One of my computer science teachers came up with this neat little problem that he and I have both brute-forced and done some analytical work, but we haven't gotten far.
There exist chains of squares such that each square is the previous one but with a digit slapped on the end. For example...
$1\rightarrow 16 \rightarrow 169$
$1^2\rightarrow 4^2 \rightarrow 13^2$
$4 \rightarrow 49$
$2^2 \rightarrow 7^2$
$25 \rightarrow 256$
$5^2 \rightarrow 16^2$
There are an infinite* number of 2-square chains, but beyond the first one, we haven't found any 3-square chains and I have brute-forced it up to 20k (if I recall correctly) to look for more 3-square chains.
I have done some algebraic stuff, but I haven't come up with anything incredibly useful, unfortunately.

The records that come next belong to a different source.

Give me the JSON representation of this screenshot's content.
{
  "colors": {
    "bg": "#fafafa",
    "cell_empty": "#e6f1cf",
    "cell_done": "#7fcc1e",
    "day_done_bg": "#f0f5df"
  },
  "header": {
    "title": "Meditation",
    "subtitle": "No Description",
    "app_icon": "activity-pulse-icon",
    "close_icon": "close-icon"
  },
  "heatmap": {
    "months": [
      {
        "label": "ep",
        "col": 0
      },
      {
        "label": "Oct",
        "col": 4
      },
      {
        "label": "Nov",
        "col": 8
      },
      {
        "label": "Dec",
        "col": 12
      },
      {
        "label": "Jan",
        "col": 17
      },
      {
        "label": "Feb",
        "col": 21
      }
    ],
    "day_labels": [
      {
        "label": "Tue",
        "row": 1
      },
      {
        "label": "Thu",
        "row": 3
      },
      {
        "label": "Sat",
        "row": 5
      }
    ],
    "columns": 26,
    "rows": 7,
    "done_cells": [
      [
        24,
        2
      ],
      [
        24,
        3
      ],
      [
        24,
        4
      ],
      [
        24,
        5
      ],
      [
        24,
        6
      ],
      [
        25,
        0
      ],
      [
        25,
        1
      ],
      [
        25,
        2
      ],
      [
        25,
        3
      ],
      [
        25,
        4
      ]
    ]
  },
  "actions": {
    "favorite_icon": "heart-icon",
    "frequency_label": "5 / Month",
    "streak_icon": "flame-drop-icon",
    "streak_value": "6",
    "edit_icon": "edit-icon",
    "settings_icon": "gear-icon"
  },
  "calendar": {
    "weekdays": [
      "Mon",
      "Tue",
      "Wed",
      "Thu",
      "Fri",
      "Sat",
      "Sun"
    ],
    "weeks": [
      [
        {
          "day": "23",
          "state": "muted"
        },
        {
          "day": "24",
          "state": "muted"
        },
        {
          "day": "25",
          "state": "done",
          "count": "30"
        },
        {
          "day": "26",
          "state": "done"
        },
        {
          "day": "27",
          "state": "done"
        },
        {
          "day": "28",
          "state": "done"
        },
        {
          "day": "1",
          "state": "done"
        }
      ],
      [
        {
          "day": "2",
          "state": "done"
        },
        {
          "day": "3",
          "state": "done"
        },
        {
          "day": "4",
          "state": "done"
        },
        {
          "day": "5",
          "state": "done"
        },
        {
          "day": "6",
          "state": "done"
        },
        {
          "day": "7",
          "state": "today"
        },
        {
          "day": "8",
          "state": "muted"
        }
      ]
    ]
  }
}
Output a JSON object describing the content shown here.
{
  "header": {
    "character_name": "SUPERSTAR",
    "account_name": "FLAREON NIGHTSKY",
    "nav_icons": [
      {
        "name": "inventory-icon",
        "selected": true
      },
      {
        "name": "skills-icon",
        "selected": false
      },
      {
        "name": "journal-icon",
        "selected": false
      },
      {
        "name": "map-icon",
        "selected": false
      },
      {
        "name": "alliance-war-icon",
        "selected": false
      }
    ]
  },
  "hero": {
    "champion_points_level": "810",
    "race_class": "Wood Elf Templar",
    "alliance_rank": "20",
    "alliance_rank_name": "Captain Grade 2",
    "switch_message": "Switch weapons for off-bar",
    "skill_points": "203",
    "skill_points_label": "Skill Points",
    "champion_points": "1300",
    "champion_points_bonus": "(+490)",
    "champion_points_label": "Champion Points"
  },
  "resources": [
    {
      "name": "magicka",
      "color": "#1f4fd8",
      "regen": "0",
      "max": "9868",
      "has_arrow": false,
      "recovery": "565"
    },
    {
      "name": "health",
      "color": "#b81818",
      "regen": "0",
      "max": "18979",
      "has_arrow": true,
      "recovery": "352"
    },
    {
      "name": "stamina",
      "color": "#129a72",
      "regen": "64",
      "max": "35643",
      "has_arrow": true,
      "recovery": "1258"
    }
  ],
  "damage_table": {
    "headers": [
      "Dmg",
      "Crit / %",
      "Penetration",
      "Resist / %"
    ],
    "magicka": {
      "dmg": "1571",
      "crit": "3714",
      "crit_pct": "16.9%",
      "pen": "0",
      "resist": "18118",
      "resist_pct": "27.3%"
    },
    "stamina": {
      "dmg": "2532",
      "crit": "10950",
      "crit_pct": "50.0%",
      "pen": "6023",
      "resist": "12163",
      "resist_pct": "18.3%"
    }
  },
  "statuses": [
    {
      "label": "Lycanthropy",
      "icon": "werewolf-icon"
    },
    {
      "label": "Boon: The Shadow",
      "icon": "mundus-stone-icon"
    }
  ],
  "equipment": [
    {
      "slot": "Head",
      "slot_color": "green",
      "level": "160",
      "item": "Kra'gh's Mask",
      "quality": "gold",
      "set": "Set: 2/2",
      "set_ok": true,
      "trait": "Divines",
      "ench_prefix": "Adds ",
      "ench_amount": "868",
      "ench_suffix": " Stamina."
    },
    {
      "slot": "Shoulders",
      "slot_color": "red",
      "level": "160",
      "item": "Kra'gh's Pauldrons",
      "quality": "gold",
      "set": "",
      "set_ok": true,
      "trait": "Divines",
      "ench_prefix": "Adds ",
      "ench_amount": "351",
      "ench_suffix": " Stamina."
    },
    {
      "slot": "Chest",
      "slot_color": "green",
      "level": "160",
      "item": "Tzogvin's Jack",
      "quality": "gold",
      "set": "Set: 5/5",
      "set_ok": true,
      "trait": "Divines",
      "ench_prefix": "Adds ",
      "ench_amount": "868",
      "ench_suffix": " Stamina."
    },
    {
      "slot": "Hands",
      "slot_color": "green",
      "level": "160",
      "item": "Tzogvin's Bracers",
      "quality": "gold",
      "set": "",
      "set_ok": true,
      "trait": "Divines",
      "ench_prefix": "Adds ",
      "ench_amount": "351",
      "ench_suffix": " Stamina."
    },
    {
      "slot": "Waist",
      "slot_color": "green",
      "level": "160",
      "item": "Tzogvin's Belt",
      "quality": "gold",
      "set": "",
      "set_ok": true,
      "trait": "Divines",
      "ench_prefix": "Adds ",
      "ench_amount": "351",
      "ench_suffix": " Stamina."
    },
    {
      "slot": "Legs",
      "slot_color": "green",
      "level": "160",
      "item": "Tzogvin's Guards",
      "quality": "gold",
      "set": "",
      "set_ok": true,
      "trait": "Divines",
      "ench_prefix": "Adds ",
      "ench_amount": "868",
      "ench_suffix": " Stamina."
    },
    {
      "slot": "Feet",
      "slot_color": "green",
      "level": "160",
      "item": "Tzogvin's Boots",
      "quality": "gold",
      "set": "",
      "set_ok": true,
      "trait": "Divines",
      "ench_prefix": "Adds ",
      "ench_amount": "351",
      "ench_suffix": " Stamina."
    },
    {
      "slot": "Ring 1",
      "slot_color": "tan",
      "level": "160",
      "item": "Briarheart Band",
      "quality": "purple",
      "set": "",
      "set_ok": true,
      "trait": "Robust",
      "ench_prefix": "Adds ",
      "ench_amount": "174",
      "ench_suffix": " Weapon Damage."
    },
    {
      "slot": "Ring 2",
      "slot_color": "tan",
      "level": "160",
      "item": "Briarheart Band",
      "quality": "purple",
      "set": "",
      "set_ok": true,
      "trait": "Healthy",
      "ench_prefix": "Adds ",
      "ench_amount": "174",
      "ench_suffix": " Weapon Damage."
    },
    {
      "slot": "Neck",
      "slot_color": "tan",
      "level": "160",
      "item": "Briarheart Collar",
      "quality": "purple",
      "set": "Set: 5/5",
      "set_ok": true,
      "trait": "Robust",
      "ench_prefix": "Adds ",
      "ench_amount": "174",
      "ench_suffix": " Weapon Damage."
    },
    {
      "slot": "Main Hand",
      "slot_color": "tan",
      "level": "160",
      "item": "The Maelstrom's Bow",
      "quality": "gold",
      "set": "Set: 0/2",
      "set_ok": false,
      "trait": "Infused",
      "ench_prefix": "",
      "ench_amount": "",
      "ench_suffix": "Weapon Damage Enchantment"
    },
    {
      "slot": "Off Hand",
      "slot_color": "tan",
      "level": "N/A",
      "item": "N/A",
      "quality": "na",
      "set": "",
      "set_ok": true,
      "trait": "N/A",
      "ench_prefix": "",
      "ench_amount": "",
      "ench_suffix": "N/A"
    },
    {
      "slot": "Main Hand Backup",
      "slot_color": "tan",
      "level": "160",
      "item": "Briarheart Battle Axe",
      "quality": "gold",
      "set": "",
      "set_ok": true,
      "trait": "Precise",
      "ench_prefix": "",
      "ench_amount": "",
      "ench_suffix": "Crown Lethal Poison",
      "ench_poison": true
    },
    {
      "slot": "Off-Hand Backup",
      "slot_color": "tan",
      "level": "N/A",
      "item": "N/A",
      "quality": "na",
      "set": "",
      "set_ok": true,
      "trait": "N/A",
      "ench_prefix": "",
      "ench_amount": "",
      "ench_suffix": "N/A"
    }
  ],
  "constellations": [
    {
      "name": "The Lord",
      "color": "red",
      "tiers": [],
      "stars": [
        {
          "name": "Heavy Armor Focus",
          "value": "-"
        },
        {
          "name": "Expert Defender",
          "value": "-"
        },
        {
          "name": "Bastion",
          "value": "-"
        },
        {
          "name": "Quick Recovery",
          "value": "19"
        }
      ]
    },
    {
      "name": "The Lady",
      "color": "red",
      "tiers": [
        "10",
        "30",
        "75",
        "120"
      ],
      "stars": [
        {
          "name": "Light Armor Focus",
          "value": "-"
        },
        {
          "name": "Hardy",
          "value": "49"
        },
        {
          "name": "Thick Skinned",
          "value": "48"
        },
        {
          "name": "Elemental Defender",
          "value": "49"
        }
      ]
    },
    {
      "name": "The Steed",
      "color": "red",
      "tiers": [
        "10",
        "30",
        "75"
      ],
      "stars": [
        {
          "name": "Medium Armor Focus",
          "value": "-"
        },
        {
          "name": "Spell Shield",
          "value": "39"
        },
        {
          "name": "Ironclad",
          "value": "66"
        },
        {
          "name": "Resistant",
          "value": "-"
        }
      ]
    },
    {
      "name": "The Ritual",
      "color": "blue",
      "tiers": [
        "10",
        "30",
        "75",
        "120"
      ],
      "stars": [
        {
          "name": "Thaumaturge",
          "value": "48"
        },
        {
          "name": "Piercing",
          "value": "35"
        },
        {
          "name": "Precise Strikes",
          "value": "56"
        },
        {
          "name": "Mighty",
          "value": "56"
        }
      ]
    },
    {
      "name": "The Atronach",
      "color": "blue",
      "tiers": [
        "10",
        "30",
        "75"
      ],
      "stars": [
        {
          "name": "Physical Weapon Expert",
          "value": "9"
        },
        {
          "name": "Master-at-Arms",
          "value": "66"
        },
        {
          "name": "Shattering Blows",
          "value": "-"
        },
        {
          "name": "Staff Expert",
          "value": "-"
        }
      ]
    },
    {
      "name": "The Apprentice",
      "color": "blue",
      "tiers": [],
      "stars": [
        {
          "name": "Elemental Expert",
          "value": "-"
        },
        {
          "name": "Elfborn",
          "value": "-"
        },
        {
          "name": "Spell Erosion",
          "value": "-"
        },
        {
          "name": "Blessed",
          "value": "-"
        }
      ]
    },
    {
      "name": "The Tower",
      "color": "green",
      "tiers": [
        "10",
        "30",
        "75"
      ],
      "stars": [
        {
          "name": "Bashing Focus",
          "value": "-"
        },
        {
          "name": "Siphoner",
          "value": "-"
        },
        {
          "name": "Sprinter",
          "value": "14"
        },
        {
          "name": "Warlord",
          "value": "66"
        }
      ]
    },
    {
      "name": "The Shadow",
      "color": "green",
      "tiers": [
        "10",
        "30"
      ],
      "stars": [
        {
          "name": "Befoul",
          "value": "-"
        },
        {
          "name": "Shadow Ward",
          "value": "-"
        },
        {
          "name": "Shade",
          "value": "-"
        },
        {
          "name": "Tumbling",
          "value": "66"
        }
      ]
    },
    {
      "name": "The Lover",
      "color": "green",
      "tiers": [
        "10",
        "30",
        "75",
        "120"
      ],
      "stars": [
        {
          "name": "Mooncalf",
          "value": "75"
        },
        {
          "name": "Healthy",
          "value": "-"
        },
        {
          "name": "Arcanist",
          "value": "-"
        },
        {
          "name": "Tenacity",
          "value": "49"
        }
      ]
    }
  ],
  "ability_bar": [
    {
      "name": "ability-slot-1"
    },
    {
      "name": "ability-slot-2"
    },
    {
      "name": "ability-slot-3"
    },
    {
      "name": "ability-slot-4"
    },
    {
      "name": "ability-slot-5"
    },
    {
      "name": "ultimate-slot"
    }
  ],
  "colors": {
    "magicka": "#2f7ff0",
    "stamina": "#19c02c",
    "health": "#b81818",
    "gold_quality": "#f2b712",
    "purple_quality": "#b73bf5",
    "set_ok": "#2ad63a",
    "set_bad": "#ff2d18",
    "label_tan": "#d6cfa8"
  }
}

Here's some of my work...
$n^2 = 10m^2 + k$
$n = m\sqrt{10} + \epsilon$
$n^2 = 10m^2 + 2\epsilon m\sqrt{10} + \epsilon^2$
$k = 2\epsilon m\sqrt{10} + \epsilon^2$
$0 = \epsilon^2 + 2\epsilon m\sqrt{10} + k$
Application of quadratic formula, simplifying, and noting that only the more positive answer is useful...
$\epsilon = -m\sqrt{10}+\sqrt{10m^2-k}$
While neat, this equation hasn't been of much use to me thus far... :P
*The continued fraction for $\sqrt{10}$ gives 2-square chains composed of the squares of the numerator and denominator.
So yeah...anyone have a way to construct 3-square chains? Even a proof that more than two exist would be very helpful.